Surely this makes scaling incredibly expensive?

Toyoo · June 29, 2024, 11:06pm

I don’t know your setup, so I can’t reason about it, sorry. And even if I did, given you use Windows, I wouldn’t be able to help much, as I don’t use it myself.

In general though, if you can make sure that metadata fit in RAM (or a SSD-based cache), then it is much easier to ensure a fast file walker. But if a slow file walker was never a problem for you, then that’s great, you don’t need it. By fast I mean ~10 minutes per TB of pieces, which is reasonably achievable exactly if metadata of all pieces are placed on a medium faster than HDD.

snorkel · June 30, 2024, 6:24am

The biggest and visible influence of RAM is on walkers speed, especialy the startup piece scan. For a high RAM system, this scan that we all call The File Walker, can take a few hours, and for low RAM system a few days, for a 20TB data stored node. You can see my test results on Tuning the Filewalker thread, somewhere in the last posts.
I run 2x7TB nodes on a Synology with 1GB RAM. I moved the db-es on a flash drive and reduced the log level. They run just fine, all walkers finish, even the startup one, but… it can take even a week or more when they are full.
But I disabled the lazzy mode and the startup scan on all my nodes. I don’t have to run them on each restart, so not big of a deal now the lack of RAM.
If you also want to do something else on your system, you want it to be responsive. So here again the more RAM helps a lot.

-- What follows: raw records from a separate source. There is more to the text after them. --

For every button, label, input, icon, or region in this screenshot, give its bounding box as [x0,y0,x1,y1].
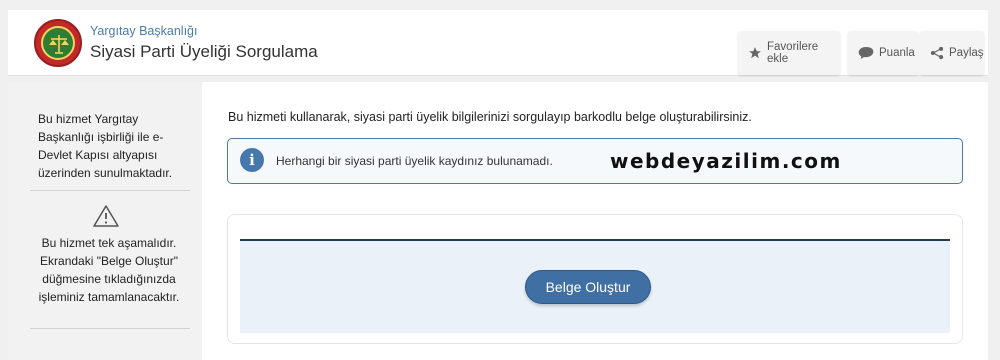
form-panel-body: Belge Oluştur [240,239,950,333]
sidebar-divider [30,328,190,329]
warning-triangle-icon [92,204,120,233]
rate-button[interactable]: Puanla [848,31,918,75]
service-info-text: Bu hizmet Yargıtay Başkanlığı işbirliği … [38,112,173,180]
rate-label: Puanla [879,47,915,59]
star-icon [749,47,761,59]
steps-note-text: Bu hizmet tek aşamalıdır. Ekrandaki "Bel… [38,236,180,304]
yargitay-logo [34,19,82,67]
favorites-label: Favorilere ekle [767,41,819,65]
comment-icon [858,47,874,59]
sidebar-divider [30,190,190,191]
organization-name: Yargıtay Başkanlığı [90,24,198,38]
main-content: Bu hizmeti kullanarak, siyasi parti üyel… [202,82,988,360]
watermark-text: webdeyazilim.com [610,149,842,173]
intro-text: Bu hizmeti kullanarak, siyasi parti üyel… [228,110,752,124]
favorites-button[interactable]: Favorilere ekle [738,31,840,75]
page-title: Siyasi Parti Üyeliği Sorgulama [90,42,318,61]
share-button[interactable]: Paylaş [920,31,984,75]
sidebar: Bu hizmet Yargıtay Başkanlığı işbirliği … [8,82,202,360]
info-alert: i Herhangi bir siyasi parti üyelik kaydı… [227,138,963,184]
page-header: Yargıtay Başkanlığı Siyasi Parti Üyeliği… [8,10,988,76]
create-document-button[interactable]: Belge Oluştur [525,270,651,304]
share-label: Paylaş [949,47,984,59]
form-panel: Belge Oluştur [227,214,963,344]
alert-message: Herhangi bir siyasi parti üyelik kaydını… [276,154,553,168]
share-icon [930,46,944,60]
info-icon: i [240,148,264,172]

ACarneiro · June 30, 2024, 7:49am

Well, technically, we seem to be obsessing about RAM in order to make filewalkers run as quick as possible. But these are not strictly necessary for the node to run just fine (provided no database issues have occurred). Doesn’t matter if it take 2 hours or two days to run.
This may chime in with @lookisbenfb’s experience.

snorkel · June 30, 2024, 11:17am

Well, it seems that you realy need to run filewalkers from time to time, and for the huge nodes that we have today, that will only get bigger, to run them in a few days you need a lot of RAM. Imagine the recent testing will be the usual load. Add on top of that a piecescan of 20TB and you have an HDD on full usage 24/7 with walker finishing in weeks.